I work for a remote-only company but use a workspace almost every day. I get to chose my own “office” and the people in it, I also pick the commute I want, this one is just 5 minutes away.
Imagine a future where state actors have hundreds of AI agents fixing bugs, gaining reputation while they slowly introduce backdoors. I really hope open source models succeed.
I work for a large closed-source software company and I can tell you with 100% that it is full of domestic and foreign agents. Being open source means that more eyes can and will look at something. That only increases the chance of malicious actions being found out ... just like this supply-chain attack.
Because in the closed source model the frustrated developer that looked into this SSH slowness submits a ticket for the owner of the malicious code to dismiss.
It’s insane to consider the actual discovery of this to be anything other than a lightning strike. What’s more interesting here is that we can say with near certainty that there are other backdoors like this out there.
> Imagine a future where state actors have hundreds of AI agents fixing bugs, gaining reputation while they slowly introduce backdoors. I really hope open source () succeed.
I guess we can only hope verifiable and open source models can counteract the state actors.
Not necessarily.
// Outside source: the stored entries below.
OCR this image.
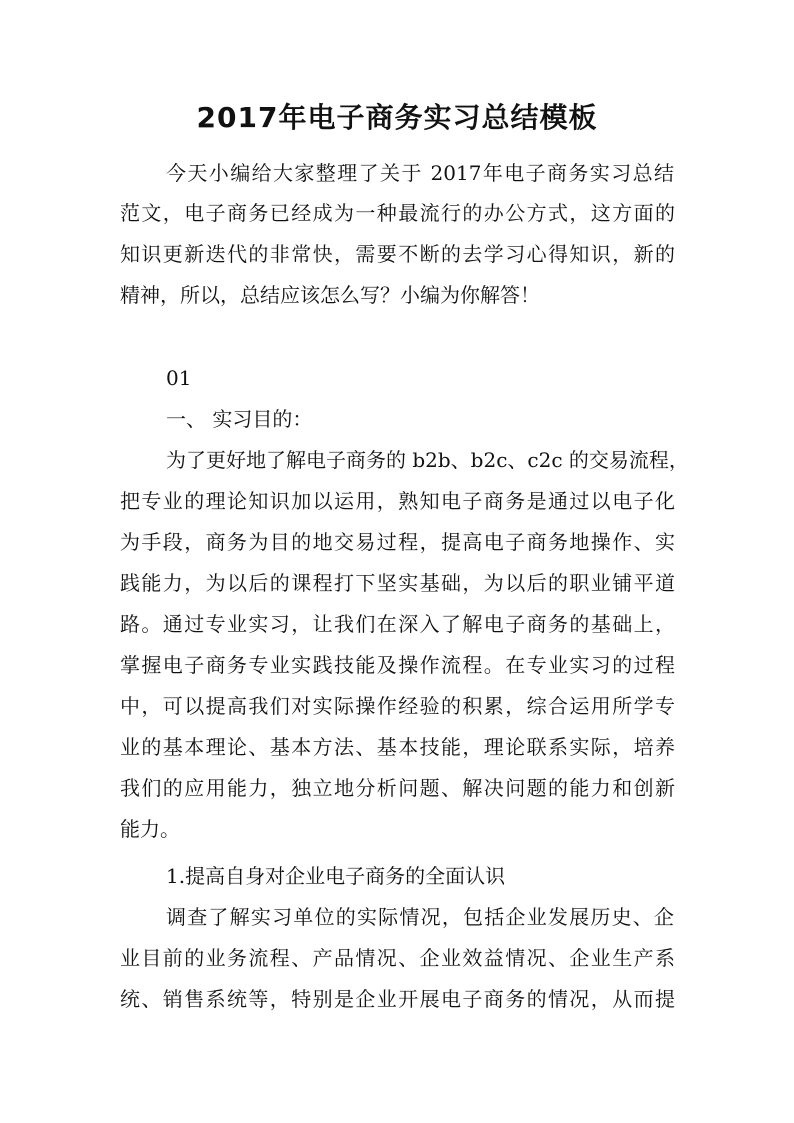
2017年电子商务实习总结模板
今天小编给大家整理了关于 2017年电子商务实习总结
范文，电子商务已经成为一种最流行的办公方式，这方面的
知识更新迭代的非常快，需要不断的去学习心得知识，新的
精神，所以，总结应该怎么写？小编为你解答！
01
一、 实习目的：
为了更好地了解电子商务的 b2b、b2c、c2c 的交易流程，
把专业的理论知识加以运用，熟知电子商务是通过以电子化
为手段，商务为目的地交易过程，提高电子商务地操作、实
践能力，为以后的课程打下坚实基础，为以后的职业铺平道
路。通过专业实习，让我们在深入了解电子商务的基础上，
掌握电子商务专业实践技能及操作流程。在专业实习的过程
中，可以提高我们对实际操作经验的积累，综合运用所学专
业的基本理论、基本方法、基本技能，理论联系实际，培养
我们的应用能力，独立地分析问题、解决问题的能力和创新
能力。
1.提高自身对企业电子商务的全面认识
调查了解实习单位的实际情况，包括企业发展历史、企
业目前的业务流程、产品情况、企业效益情况、企业生产系
统、销售系统等，特别是企业开展电子商务的情况，从而提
A frustrated developer posts about it, it catches attention of someone who knows how to use Ghidra et al, and it gets dug out quite fast.
Except, with closed-source software maintained by a for-profit company, suck cockup would mean a huge reputational hit, with billions of dollars of lost market cap. So, there are very high incentives for companies to vet their devs, have proper code reviews, etc.
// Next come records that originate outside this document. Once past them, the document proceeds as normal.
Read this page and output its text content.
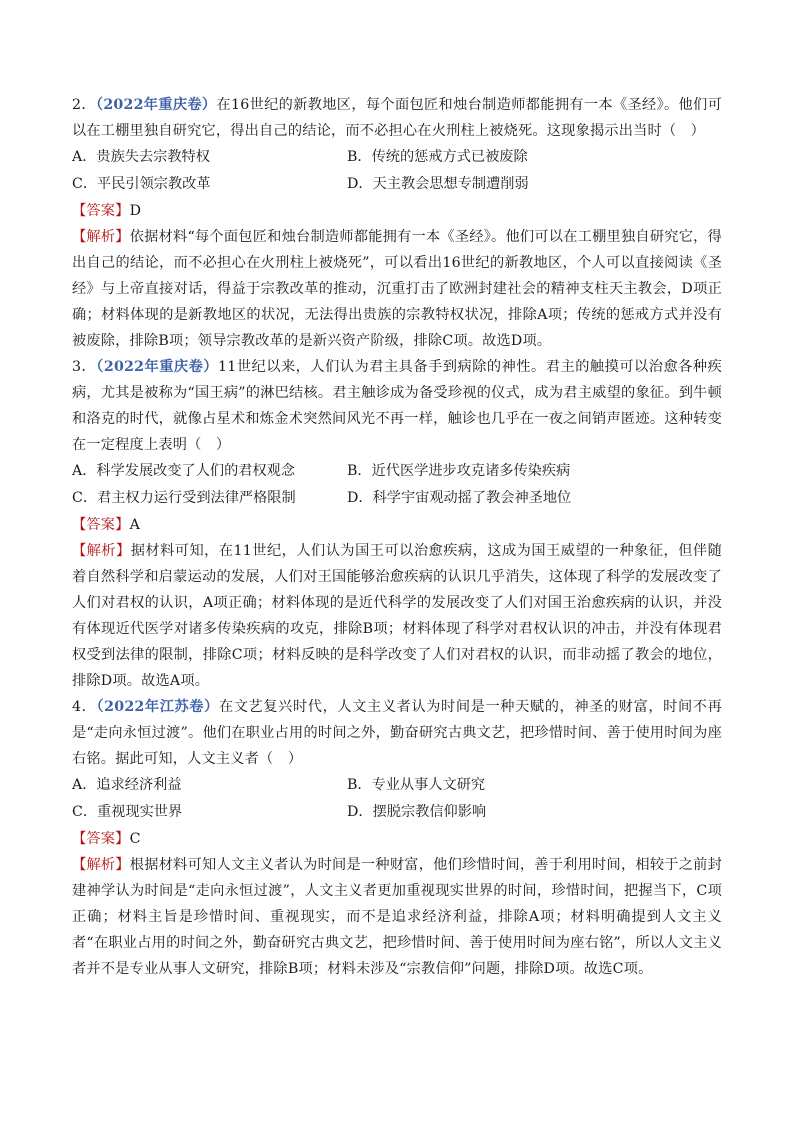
2．（2022年重庆卷）在16世纪的新教地区，每个面包匠和烛台制造师都能拥有一本《圣经》。他们可以在工棚里独自研究它，得出自己的结论，而不必担心在火刑柱上被烧死。这现象揭示出当时（　）

A．贵族失去宗教特权	B．传统的惩戒方式已被废除
C．平民引领宗教改革	D．天主教会思想专制遭削弱

【答案】D

【解析】依据材料“每个面包匠和烛台制造师都能拥有一本《圣经》。他们可以在工棚里独自研究它，得出自己的结论，而不必担心在火刑柱上被烧死”，可以看出16世纪的新教地区，个人可以直接阅读《圣经》与上帝直接对话，得益于宗教改革的推动，沉重打击了欧洲封建社会的精神支柱天主教会，D项正确；材料体现的是新教地区的状况，无法得出贵族的宗教特权状况，排除A项；传统的惩戒方式并没有被废除，排除B项；领导宗教改革的是新兴资产阶级，排除C项。故选D项。

3．（2022年重庆卷）11世纪以来，人们认为君主具备手到病除的神性。君主的触摸可以治愈各种疾病，尤其是被称为“国王病”的淋巴结核。君主触诊成为备受珍视的仪式，成为君主威望的象征。到牛顿和洛克的时代，就像占星术和炼金术突然间风光不再一样，触诊也几乎在一夜之间销声匿迹。这种转变在一定程度上表明（　）

A．科学发展改变了人们的君权观念	B．近代医学进步攻克诸多传染疾病
C．君主权力运行受到法律严格限制	D．科学宇宙观动摇了教会神圣地位

【答案】A

【解析】据材料可知，在11世纪，人们认为国王可以治愈疾病，这成为国王威望的一种象征，但伴随着自然科学和启蒙运动的发展，人们对王国能够治愈疾病的认识几乎消失，这体现了科学的发展改变了人们对君权的认识，A项正确；材料体现的是近代科学的发展改变了人们对国王治愈疾病的认识，并没有体现近代医学对诸多传染疾病的攻克，排除B项；材料体现了科学对君权认识的冲击，并没有体现君权受到法律的限制，排除C项；材料反映的是科学改变了人们对君权的认识，而非动摇了教会的地位，排除D项。故选A项。

4．（2022年江苏卷）在文艺复兴时代，人文主义者认为时间是一种天赋的，神圣的财富，时间不再是“走向永恒过渡”。他们在职业占用的时间之外，勤奋研究古典文艺，把珍惜时间、善于使用时间为座右铭。据此可知，人文主义者（　）

A．追求经济利益	B．专业从事人文研究
C．重视现实世界	D．摆脱宗教信仰影响

【答案】C

【解析】根据材料可知人文主义者认为时间是一种财富，他们珍惜时间，善于利用时间，相较于之前封建神学认为时间是“走向永恒过渡”，人文主义者更加重视现实世界的时间，珍惜时间，把握当下，C项正确；材料主旨是珍惜时间、重视现实，而不是追求经济利益，排除A项；材料明确提到人文主义者“在职业占用的时间之外，勤奋研究古典文艺，把珍惜时间、善于使用时间为座右铭”，所以人文主义者并不是专业从事人文研究，排除B项；材料未涉及“宗教信仰”问题，排除D项。故选C项。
But with open-source, anyone can be a contributor, everyone is a friend, and nobody is reliably real-world-identifiable. So, carrying out such attacks is easier by orders magnitude.
> So, there are very high incentives for companies to vet their devs, have proper code reviews, etc.
I'm not sure about that. It takes a few leetcode interviews to get in major tech companies. As for the review process, it's not always thorough (if it looks legit and the tests pass...). However, employees are identifiable and would take huge risk to be caught doing anything fishy.
We witnessed Juniper generating their VPN keys with Dual EC DRGB, and then the generator constants subverted with Juniper claiming of now knowing how did it happen.
I don’t think it affected Juniper firewall business in any significant way.
... if we want security it needs trust anyway. it doesn't matter if it's amazing Code GPT or Chad NSA, the PR needs to be reviewed by someone we trust.
it's the trust that's the problem.
web of trust purists were right just ahead of the time.
It would actually be sort of interesting if multiple adversarial intelligence agencies could review and sign commits. We might not trust any particular intelligence agency, but I bet the NSA and China would both be interested in not letting much through, if they knew the other guy was looking.
That is an interesting solution. If China, US, Russia, EU, etc all sign off and say "yep this is secure" we should trust it. Since if they think they found an exploit, they might assume the other people found an exploit. This is a little bit like the idea of a fair cut for a cake. If you have two people that want the last slice of cake, you have one cut and the other choose the first slice, since the chooser will choose the biggest slice, so the slicer knowing they will get the smaller will make it as equal as possible. In this case the NSA makes the cut (the code), and Russia / China chooses if its allowed in.
this is why microsoft bought github and has been onboarding major open source projects. they will be the trusted 3rd party (whether we like it our not is a different story)
Imagine a world where a single OSS maintainer can do the work of 100 of today’s engineers thanks to AI. In the world you describe, it seems likely that contributors would decrease as individual productivity increases.
Wouldn't everything produced by an AI explicitly have to be checked/reviewed by a human? If not, then the attack vector just shifts to the AI model and that's where the backdoor is placed. Sure, one may be 50 times more efficient at maintaining such packages but the problem of verifiably secure systems actually gets worse not better.